The process for building a champion program:
- Define goals: What specific metrics are you trying to influence? Make them SMART (specific, measurable).
- Identify your audience: Who will you invite? Senior engineers? Cross-functional roles? Beyond engineering?
- Understand motivations: What makes these people tick? What would motivate participation?
- Define desired behaviors: What specific actions do you want champions to take? Report phishing? Raise security concerns in design reviews? Advocate for secure defaults?
- Create engagement channels: Monthly brown bags, dedicated Slack channels, direct relationships between security team members and business lines.
- Measure and demonstrate ROI: Track attendance, participation, reported issues, and cultural metrics over time.
How do you get leadership buy-in for security programs?
Dustin’s approach focuses on speaking the language of the business:
- Quantify risk in business terms: Reputation damage, customer acquisition impact, regulatory fines.

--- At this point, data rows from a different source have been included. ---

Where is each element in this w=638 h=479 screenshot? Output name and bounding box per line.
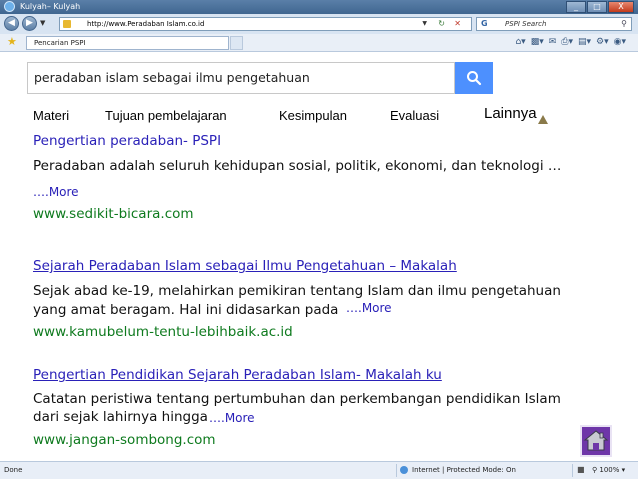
history-dropdown-icon[interactable]: ▼ [40,17,45,29]
feeds-icon[interactable]: ▩▾ [531,37,544,48]
address-field[interactable]: http://www.Peradaban Islam.co.id ▼ ↻ ✕ [59,17,472,31]
result-snippet-1: Peradaban adalah seluruh kehidupan sosia… [33,158,562,174]
help-icon[interactable]: ◉▾ [614,37,626,48]
favorites-star-icon[interactable]: ★ [7,36,17,48]
tab-pencarian[interactable]: Pencarian PSPI [26,36,229,50]
page-icon[interactable]: ▤▾ [578,37,591,48]
address-dropdown-icon[interactable]: ▼ [422,18,427,30]
result-more-link-2[interactable]: ….More [344,300,394,316]
back-button[interactable]: ◀ [4,16,19,31]
result-snippet-3-line-2: dari sejak lahirnya hingga [33,409,208,425]
window-title: Kulyah– Kulyah [20,2,81,11]
forward-button[interactable]: ▶ [22,16,37,31]
tab-bar: ★ Pencarian PSPI ⌂▾ ▩▾ ✉ ⎙▾ ▤▾ ⚙▾ ◉▾ [0,34,638,52]
window-controls: _ □ X [566,1,634,13]
address-url: http://www.Peradaban Islam.co.id [87,20,205,28]
status-text: Done [4,466,23,474]
zoom-value: 100% [599,466,620,474]
status-bar: Done Internet | Protected Mode: On ■ ⚲ 1… [0,461,638,479]
menu-item-evaluasi[interactable]: Evaluasi [390,107,439,125]
home-icon[interactable]: ⌂▾ [515,37,525,48]
menu-item-lainnya[interactable]: Lainnya [484,105,537,123]
zoom-level[interactable]: ⚲ 100% ▾ [592,462,625,479]
command-bar: ⌂▾ ▩▾ ✉ ⎙▾ ▤▾ ⚙▾ ◉▾ [515,37,626,48]
mail-icon[interactable]: ✉ [549,37,557,48]
search-query: peradaban islam sebagai ilmu pengetahuan [34,70,310,85]
globe-icon [400,466,408,474]
result-snippet-3-line-1: Catatan peristiwa tentang pertumbuhan da… [33,391,561,407]
security-zone-label: Internet | Protected Mode: On [412,466,516,474]
result-snippet-2-line-1: Sejak abad ke-19, melahirkan pemikiran t… [33,283,561,299]
protected-mode-icon[interactable]: ■ [577,465,585,475]
page-favicon-icon [63,20,71,28]
status-separator [572,464,573,477]
result-more-link-1[interactable]: ….More [31,184,81,200]
home-button[interactable] [580,425,612,457]
tools-gear-icon[interactable]: ⚙▾ [596,37,609,48]
result-more-link-3[interactable]: ….More [207,410,257,426]
result-title-2[interactable]: Sejarah Peradaban Islam sebagai Ilmu Pen… [33,257,457,276]
search-input[interactable]: peradaban islam sebagai ilmu pengetahuan [27,62,455,94]
security-zone[interactable]: Internet | Protected Mode: On [400,462,516,479]
result-snippet-2-line-2: yang amat beragam. Hal ini didasarkan pa… [33,302,339,318]
browser-search-placeholder: PSPI Search [505,20,547,28]
browser-logo-icon [4,1,15,12]
minimize-button[interactable]: _ [566,1,586,13]
stop-icon[interactable]: ✕ [454,18,461,30]
magnifier-icon [467,71,482,86]
house-icon [583,430,609,451]
browser-search-field[interactable]: G PSPI Search ⚲ [476,17,632,31]
result-url-1[interactable]: www.sedikit-bicara.com [33,205,194,224]
navigation-bar: ◀ ▶ ▼ http://www.Peradaban Islam.co.id ▼… [0,14,638,34]
result-title-1[interactable]: Pengertian peradaban- PSPI [33,132,221,151]
new-tab-button[interactable] [230,36,243,50]
search-button[interactable] [455,62,493,94]
expand-arrow-icon[interactable] [538,115,548,124]
search-icon[interactable]: ⚲ [621,18,627,30]
menu-item-kesimpulan[interactable]: Kesimpulan [279,107,347,125]
print-icon[interactable]: ⎙▾ [561,37,573,48]
refresh-icon[interactable]: ↻ [438,18,445,30]
menu-item-tujuan-pembelajaran[interactable]: Tujuan pembelajaran [105,107,227,125]
menu-item-materi[interactable]: Materi [33,107,69,125]
tab-label: Pencarian PSPI [34,39,86,47]
result-title-3[interactable]: Pengertian Pendidikan Sejarah Peradaban … [33,366,442,385]
maximize-button[interactable]: □ [587,1,607,13]
status-separator [396,464,397,477]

Not “500 vulnerabilities.” A mature approach to threat modeling helps frame these conversations.
- Show customer demand: Implementing security controls to win a specific customer is an easy win that demonstrates direct ROI.
- Position as differentiator: In competitive markets, strong security posture can be the deciding factor for customers choosing between providers.
- Invite leadership into the conversation: Show your findings and ask “What do you think? Is this a problem?” rather than dictating solutions.
The key insight: if you show leadership everything you consider a problem and they say “that is fine,” you must adjust your approach. The conversation should be collaborative, not adversarial. Open the books, invite feedback, and let the data drive decisions together.
How do you build security-first culture?
Culture change requires relationship building, not mandates from an ivory tower. Building a security culture takes deliberate effort:
- Earn your seat at the table: Being hired as the security person does not automatically give you influence. You earn it by providing value and speaking in terms others understand.
- Overcome the “office of no” perception: Security has a negative reputation. Counteract it by being solution-oriented, connecting with people, and showing you are on their side.
- Train engineers in their language: Developers who care about code quality already care about security implicitly. Frame security as quality. Ask what prevents them from following guidelines rather than lecturing them.
- Use root cause analysis to drive change: When incidents occur, trace them back to process gaps. This creates evidence-based justification for controls rather than opinion-based mandates.
The fundamental principle: you cannot influence without a relationship. Building relationships takes time, transparency, and consistent demonstration of value. The security teams that succeed are the ones that stop throwing rocks from ivory towers and start building partnerships with the teams they are trying to help.